Do the test for yourselves:
Set the DNS server in your router to Google or Cisco (OpenDNS). At this point, every single DNS resolve request that goes through your router, will be directed to google or cisco right?
Wrong! Your ISP is hijacking your port 53 DNS resolve requests. Don't believe that, do the test with iphost or a similar tool to determine the actual IP of your DNS resolver, you'll see that it's not google and not cisco. Fallback? Nope, cisco and google are always on!
Install DNSCrypt, set your internal DNS host to 127.0.x.x, that being the internal resolver set in DNSCrypt. DNSCrypt will listen to port 53 on 127.0.x.x and then redirect the DNS resolve request in https over port 443 to the DNS resolver of your choice. By default it's cisco (OpenDNS), but you can also set it to any of the independent resolvers found in the included CSV file. Some are not tracking and not censored, at least they claim to be.
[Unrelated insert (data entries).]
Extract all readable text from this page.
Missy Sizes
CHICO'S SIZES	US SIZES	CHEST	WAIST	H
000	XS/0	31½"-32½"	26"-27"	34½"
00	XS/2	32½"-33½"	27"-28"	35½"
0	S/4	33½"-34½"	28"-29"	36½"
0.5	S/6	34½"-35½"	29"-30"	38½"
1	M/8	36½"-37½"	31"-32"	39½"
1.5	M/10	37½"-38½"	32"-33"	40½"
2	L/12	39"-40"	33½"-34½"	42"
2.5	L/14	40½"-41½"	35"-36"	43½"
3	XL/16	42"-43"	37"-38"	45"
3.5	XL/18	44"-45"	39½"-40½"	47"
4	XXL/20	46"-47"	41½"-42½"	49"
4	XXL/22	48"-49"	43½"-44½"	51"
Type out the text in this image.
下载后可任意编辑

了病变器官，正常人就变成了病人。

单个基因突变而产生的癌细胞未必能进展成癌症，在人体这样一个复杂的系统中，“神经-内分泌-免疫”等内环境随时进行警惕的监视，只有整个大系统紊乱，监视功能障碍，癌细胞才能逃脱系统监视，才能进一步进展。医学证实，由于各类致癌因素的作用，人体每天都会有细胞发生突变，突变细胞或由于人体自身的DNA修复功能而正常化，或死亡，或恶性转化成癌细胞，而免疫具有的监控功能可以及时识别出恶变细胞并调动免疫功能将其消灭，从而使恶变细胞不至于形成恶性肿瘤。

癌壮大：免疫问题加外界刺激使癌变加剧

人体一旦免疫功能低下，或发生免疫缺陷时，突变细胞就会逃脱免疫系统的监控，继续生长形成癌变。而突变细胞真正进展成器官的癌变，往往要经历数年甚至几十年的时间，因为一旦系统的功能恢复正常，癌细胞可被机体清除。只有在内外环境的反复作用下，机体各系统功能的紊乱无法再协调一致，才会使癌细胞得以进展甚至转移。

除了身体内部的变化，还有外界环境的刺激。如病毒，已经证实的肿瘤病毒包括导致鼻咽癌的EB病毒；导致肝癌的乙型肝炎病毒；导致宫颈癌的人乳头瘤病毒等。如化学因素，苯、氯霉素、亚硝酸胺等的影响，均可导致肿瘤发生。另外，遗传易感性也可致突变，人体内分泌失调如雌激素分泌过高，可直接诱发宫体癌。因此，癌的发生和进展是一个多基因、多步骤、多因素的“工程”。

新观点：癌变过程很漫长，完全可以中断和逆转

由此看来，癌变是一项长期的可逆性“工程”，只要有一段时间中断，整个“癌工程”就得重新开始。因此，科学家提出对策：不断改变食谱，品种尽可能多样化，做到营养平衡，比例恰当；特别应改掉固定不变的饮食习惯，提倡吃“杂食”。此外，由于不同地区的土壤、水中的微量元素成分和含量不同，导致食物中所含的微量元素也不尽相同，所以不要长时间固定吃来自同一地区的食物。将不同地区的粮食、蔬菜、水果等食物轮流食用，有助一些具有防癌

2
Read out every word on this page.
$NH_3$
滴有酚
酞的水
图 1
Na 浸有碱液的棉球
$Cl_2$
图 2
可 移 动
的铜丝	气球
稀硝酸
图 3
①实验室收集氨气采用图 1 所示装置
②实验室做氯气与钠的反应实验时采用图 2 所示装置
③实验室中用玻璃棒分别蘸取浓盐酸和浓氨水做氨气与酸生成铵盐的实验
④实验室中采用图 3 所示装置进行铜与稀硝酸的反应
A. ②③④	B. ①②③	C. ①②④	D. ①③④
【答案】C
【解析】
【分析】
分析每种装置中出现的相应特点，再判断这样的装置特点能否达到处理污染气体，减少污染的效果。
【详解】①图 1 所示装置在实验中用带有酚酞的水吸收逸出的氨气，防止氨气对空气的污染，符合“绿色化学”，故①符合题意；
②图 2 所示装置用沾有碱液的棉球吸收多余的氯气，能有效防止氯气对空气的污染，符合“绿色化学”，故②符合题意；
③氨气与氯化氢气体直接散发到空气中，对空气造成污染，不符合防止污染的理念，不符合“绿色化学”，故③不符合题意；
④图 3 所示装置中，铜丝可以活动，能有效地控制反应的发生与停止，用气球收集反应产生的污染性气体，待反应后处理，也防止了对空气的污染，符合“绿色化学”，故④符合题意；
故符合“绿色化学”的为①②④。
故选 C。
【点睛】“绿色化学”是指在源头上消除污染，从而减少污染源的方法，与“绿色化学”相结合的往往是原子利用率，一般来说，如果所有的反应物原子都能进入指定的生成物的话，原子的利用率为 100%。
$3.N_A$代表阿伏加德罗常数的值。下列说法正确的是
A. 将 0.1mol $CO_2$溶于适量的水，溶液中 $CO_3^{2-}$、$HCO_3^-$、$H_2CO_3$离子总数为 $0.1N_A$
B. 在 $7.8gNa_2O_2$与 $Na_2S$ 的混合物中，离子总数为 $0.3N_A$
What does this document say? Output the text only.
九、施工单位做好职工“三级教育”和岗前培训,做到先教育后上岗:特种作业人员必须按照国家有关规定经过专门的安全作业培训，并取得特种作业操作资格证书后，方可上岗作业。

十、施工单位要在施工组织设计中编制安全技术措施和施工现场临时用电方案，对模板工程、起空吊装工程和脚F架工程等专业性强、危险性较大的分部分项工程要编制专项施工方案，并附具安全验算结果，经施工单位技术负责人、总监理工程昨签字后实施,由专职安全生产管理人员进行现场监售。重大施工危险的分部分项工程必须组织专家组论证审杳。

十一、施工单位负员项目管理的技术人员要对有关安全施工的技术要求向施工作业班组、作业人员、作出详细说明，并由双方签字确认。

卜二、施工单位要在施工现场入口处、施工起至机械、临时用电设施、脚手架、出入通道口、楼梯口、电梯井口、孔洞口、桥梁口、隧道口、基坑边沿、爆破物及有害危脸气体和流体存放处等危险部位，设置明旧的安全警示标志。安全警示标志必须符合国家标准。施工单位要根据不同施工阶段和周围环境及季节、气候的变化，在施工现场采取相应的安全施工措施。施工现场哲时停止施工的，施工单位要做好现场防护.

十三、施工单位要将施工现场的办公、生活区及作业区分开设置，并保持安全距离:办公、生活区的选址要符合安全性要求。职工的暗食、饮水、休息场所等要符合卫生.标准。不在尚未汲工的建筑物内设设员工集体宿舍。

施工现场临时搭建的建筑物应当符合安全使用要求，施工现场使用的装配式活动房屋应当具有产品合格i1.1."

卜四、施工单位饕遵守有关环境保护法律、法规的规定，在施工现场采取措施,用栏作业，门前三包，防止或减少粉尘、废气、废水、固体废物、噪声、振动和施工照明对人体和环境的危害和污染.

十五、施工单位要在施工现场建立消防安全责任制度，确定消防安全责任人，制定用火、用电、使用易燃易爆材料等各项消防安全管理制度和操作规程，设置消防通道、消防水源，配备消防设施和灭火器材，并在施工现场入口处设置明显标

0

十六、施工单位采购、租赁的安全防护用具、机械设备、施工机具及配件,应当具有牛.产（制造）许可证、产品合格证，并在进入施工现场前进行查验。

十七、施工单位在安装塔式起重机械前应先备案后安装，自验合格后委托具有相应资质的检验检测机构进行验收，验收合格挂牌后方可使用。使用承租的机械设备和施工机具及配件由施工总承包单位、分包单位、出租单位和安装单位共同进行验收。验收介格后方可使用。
Run the test again, and you'll see two things: your internet speed goes up, and your DNS resolver is the DNS resolver of your choice. Because your ISP doesn't see your DNS requests any more, so it costs them more to throttle your acces to certain sites.
It doesn't always solve the problem though, a lot of ISP's use DPI to determine throttling and censorship rules.
It also doesn't solve everything, like you probably want to combine it with DNSSEC to know for sure that you're talking to the right server lol.
But DNSCrypt is easy and available for everyone without big effort, and it solves most of the problems with dishonest ISP's.
You're about a week too late and 3 feet under the joke there Zoltan, though the explanation may help someone who found this by googling and having legit issues.
Edit: but the ISP isn't going to throttle a 2 hop speedtest on their internal servers.